Some say it's a dying industry in Illinois.
On Sunday, July 6th, 2014, the Mercer County Fair in Aledo, Illinois kicked off with the harness races.
"Aledo has a long standing history in the harness racing," says Organizer, Rita Williams. "The Mercer County Fairgrounds is on the National Register of Historic Places and we're the second oldest county fair in the state of Illinois. They've been racing harness races in Mercer County ever since the late 1800s."
But the pastime's future is hard to see for some.
"Illinois used to be the premier place to race," says Racer/Trainer, Dirk Simpson. "Now, we're the last place to race."
However, racers and trainers like Simpson say there's a simple solution to getting the state back on track. Some states are putting slot machines in race tracks as another source of revenue, but Simpson says Illinois is lagging on legislation.
"The purses in New York, New Jersey, Pennsylvania... they've all got casinos at the race track now and they're just flourishing," says Simpson. "Indiana is the same way. Ohio just got them this year."
"A lot of other states are doing very well with 'racinos' which already have the machines and they get a small percentage that goes to our purses which made it possible to make a living again," adds Racer/Trainer, John Roberts.
The industry is expensive. Roberts says some people are being forced to leave their life's work behind because there just isn't enough interest in horse racing anymore.
"You see people who used to train horses going to get jobs in their mid-40s and it's a pretty scary situation to change your whole life career at middle age so we're hoping that doesn't have to happen to all of us," says Roberts.
"This is their livelihood," adds Williams. "This is what they do for their job.

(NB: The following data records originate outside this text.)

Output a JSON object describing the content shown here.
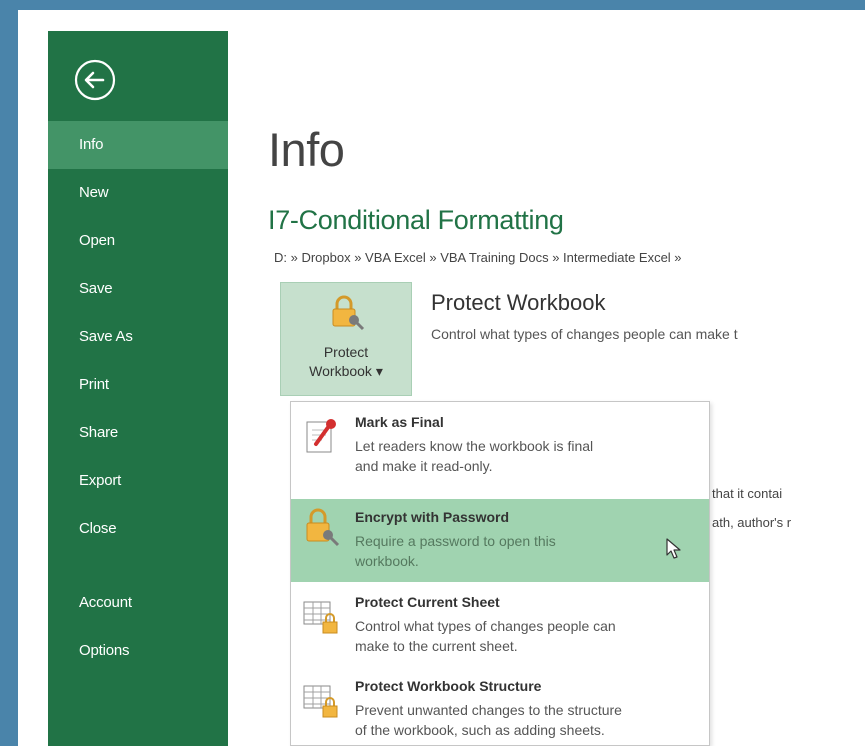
{
  "nav": {
    "back_icon": "back-arrow-icon",
    "items": [
      {
        "label": "Info",
        "active": true
      },
      {
        "label": "New"
      },
      {
        "label": "Open"
      },
      {
        "label": "Save"
      },
      {
        "label": "Save As"
      },
      {
        "label": "Print"
      },
      {
        "label": "Share"
      },
      {
        "label": "Export"
      },
      {
        "label": "Close"
      }
    ],
    "bottom_items": [
      {
        "label": "Account"
      },
      {
        "label": "Options"
      }
    ]
  },
  "main": {
    "title": "Info",
    "file_name": "I7-Conditional Formatting",
    "path": "D: » Dropbox » VBA Excel » VBA Training Docs » Intermediate Excel »",
    "protect_button": {
      "line1": "Protect",
      "line2": "Workbook ▾"
    },
    "protect_section": {
      "heading": "Protect Workbook",
      "description": "Control what types of changes people can make t"
    },
    "behind_text": {
      "line1": "that it contai",
      "line2": "ath, author's r"
    }
  },
  "dropdown": {
    "items": [
      {
        "icon": "mark-final-icon",
        "title": "Mark as Final",
        "desc1": "Let readers know the workbook is final",
        "desc2": "and make it read-only."
      },
      {
        "icon": "lock-key-icon",
        "title": "Encrypt with Password",
        "desc1": "Require a password to open this",
        "desc2": "workbook.",
        "highlighted": true
      },
      {
        "icon": "sheet-lock-icon",
        "title": "Protect Current Sheet",
        "desc1": "Control what types of changes people can",
        "desc2": "make to the current sheet."
      },
      {
        "icon": "structure-lock-icon",
        "title": "Protect Workbook Structure",
        "desc1": "Prevent unwanted changes to the structure",
        "desc2": "of the workbook, such as adding sheets."
      }
    ]
  },
  "colors": {
    "sidebar": "#217346",
    "sidebar_active": "#439467",
    "accent": "#217346",
    "highlight": "#a0d3b0",
    "backdrop": "#4a84aa"
  }
}
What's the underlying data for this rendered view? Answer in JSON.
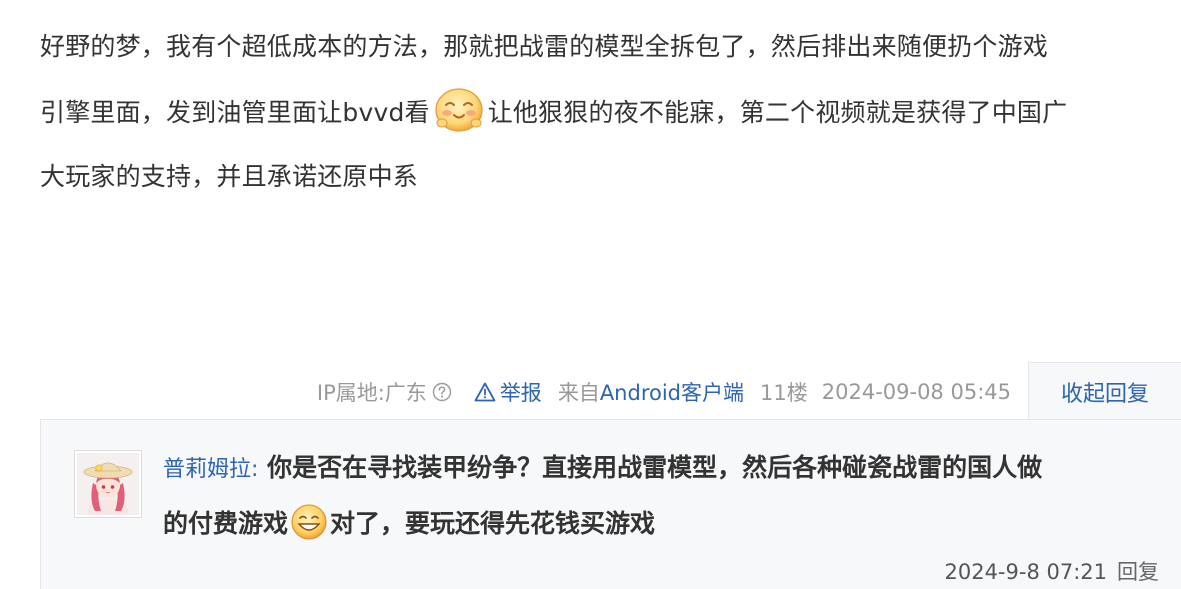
{
  "post": {
    "line1": "好野的梦，我有个超低成本的方法，那就把战雷的模型全拆包了，然后排出来随便扔个游戏",
    "line2_before": "引擎里面，发到油管里面让bvvd看",
    "line2_after": "让他狠狠的夜不能寐，第二个视频就是获得了中国广",
    "line3": "大玩家的支持，并且承诺还原中系",
    "emoji": "smile-blush-emoji"
  },
  "meta": {
    "ip": "IP属地:广东",
    "help_icon": "question-circle-icon",
    "report_icon": "warning-triangle-icon",
    "report_label": "举报",
    "source_prefix": "来自",
    "source_client": "Android客户端",
    "floor": "11楼",
    "time": "2024-09-08 05:45",
    "toggle_reply": "收起回复"
  },
  "reply": {
    "username": "普莉姆拉:",
    "line1": "你是否在寻找装甲纷争？直接用战雷模型，然后各种碰瓷战雷的国人做",
    "line2_before": "的付费游戏",
    "line2_after": "对了，要玩还得先花钱买游戏",
    "emoji": "grin-emoji",
    "time": "2024-9-8 07:21",
    "reply_label": "回复"
  },
  "colors": {
    "link": "#2d64b3",
    "meta": "#999999",
    "reply_bg": "#f7f8fa",
    "border": "#e4e6eb",
    "text": "#333333"
  }
}
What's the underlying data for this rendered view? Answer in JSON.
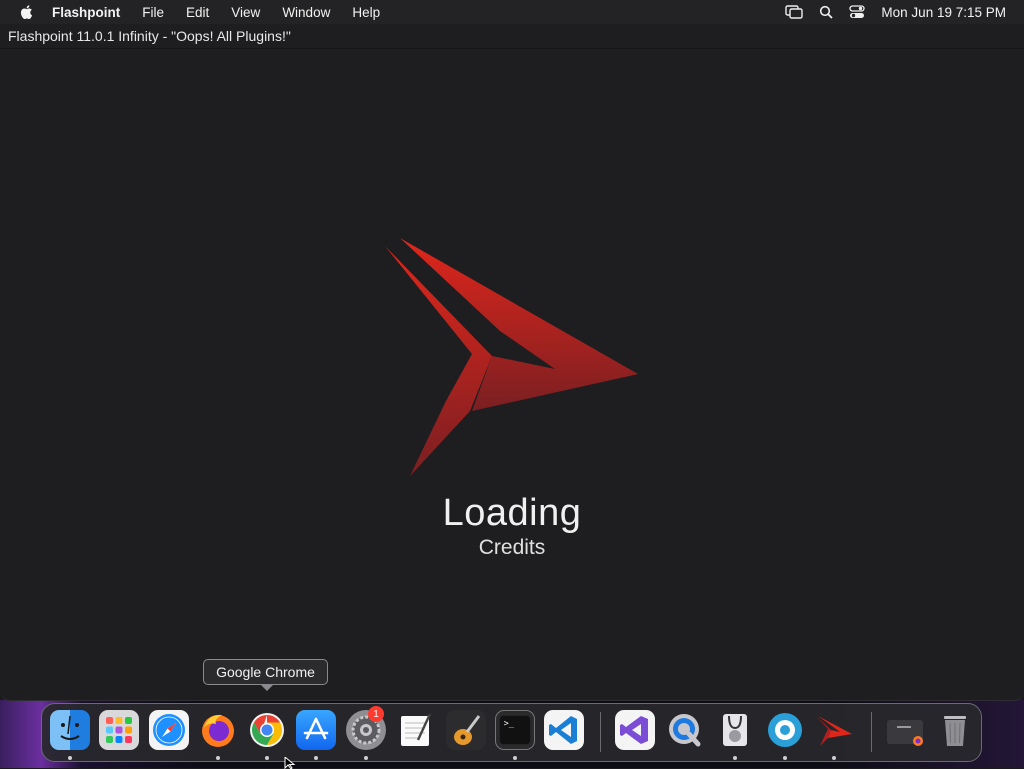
{
  "menubar": {
    "app_name": "Flashpoint",
    "items": [
      "File",
      "Edit",
      "View",
      "Window",
      "Help"
    ],
    "clock": "Mon Jun 19  7:15 PM",
    "icons": [
      "screen-mirroring-icon",
      "spotlight-search-icon",
      "control-center-icon"
    ]
  },
  "window": {
    "title": "Flashpoint 11.0.1 Infinity - \"Oops! All Plugins!\""
  },
  "loading": {
    "title": "Loading",
    "subtitle": "Credits"
  },
  "tooltip": {
    "text": "Google Chrome"
  },
  "dock": {
    "badge_count": "1",
    "apps": [
      {
        "name": "finder-icon",
        "running": true
      },
      {
        "name": "launchpad-icon",
        "running": false
      },
      {
        "name": "safari-icon",
        "running": false
      },
      {
        "name": "firefox-icon",
        "running": true
      },
      {
        "name": "google-chrome-icon",
        "running": true
      },
      {
        "name": "app-store-icon",
        "running": true
      },
      {
        "name": "system-preferences-icon",
        "running": true
      },
      {
        "name": "textedit-icon",
        "running": false
      },
      {
        "name": "garageband-icon",
        "running": false
      },
      {
        "name": "terminal-icon",
        "running": true
      },
      {
        "name": "vscode-icon",
        "running": false
      },
      {
        "name": "visual-studio-icon",
        "running": false
      },
      {
        "name": "quicktime-icon",
        "running": false
      },
      {
        "name": "disk-utility-icon",
        "running": true
      },
      {
        "name": "app-circle-icon",
        "running": true
      },
      {
        "name": "flashpoint-icon",
        "running": true
      },
      {
        "name": "downloads-stack-icon",
        "running": false
      },
      {
        "name": "trash-icon",
        "running": false
      }
    ]
  },
  "colors": {
    "logo_red": "#e0261b",
    "logo_dark_red": "#7a1a1a",
    "badge_red": "#ff3b30",
    "background": "#1e1e20"
  }
}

They train year-round."
"Each one of these guys is like owning your own sports team, you know?" says Simpson. "It's seven days a week."
Tracks and trainers have tried their luck in Springfield, but each session - including this most recent one - the gambling expansion bill has lost.
"It's very tough in this state and it's only going to get worse," says Roberts. "The money is running out and we don't see much relief coming from any other direction besides the possibility of slot machines."
"I'd just like to see us on equal basis with the casinos and riverboats," adds Simpson.
Racers and supporters hope that fair shot comes around before it's too late. The next legislative session in Springfield begins in November 2014.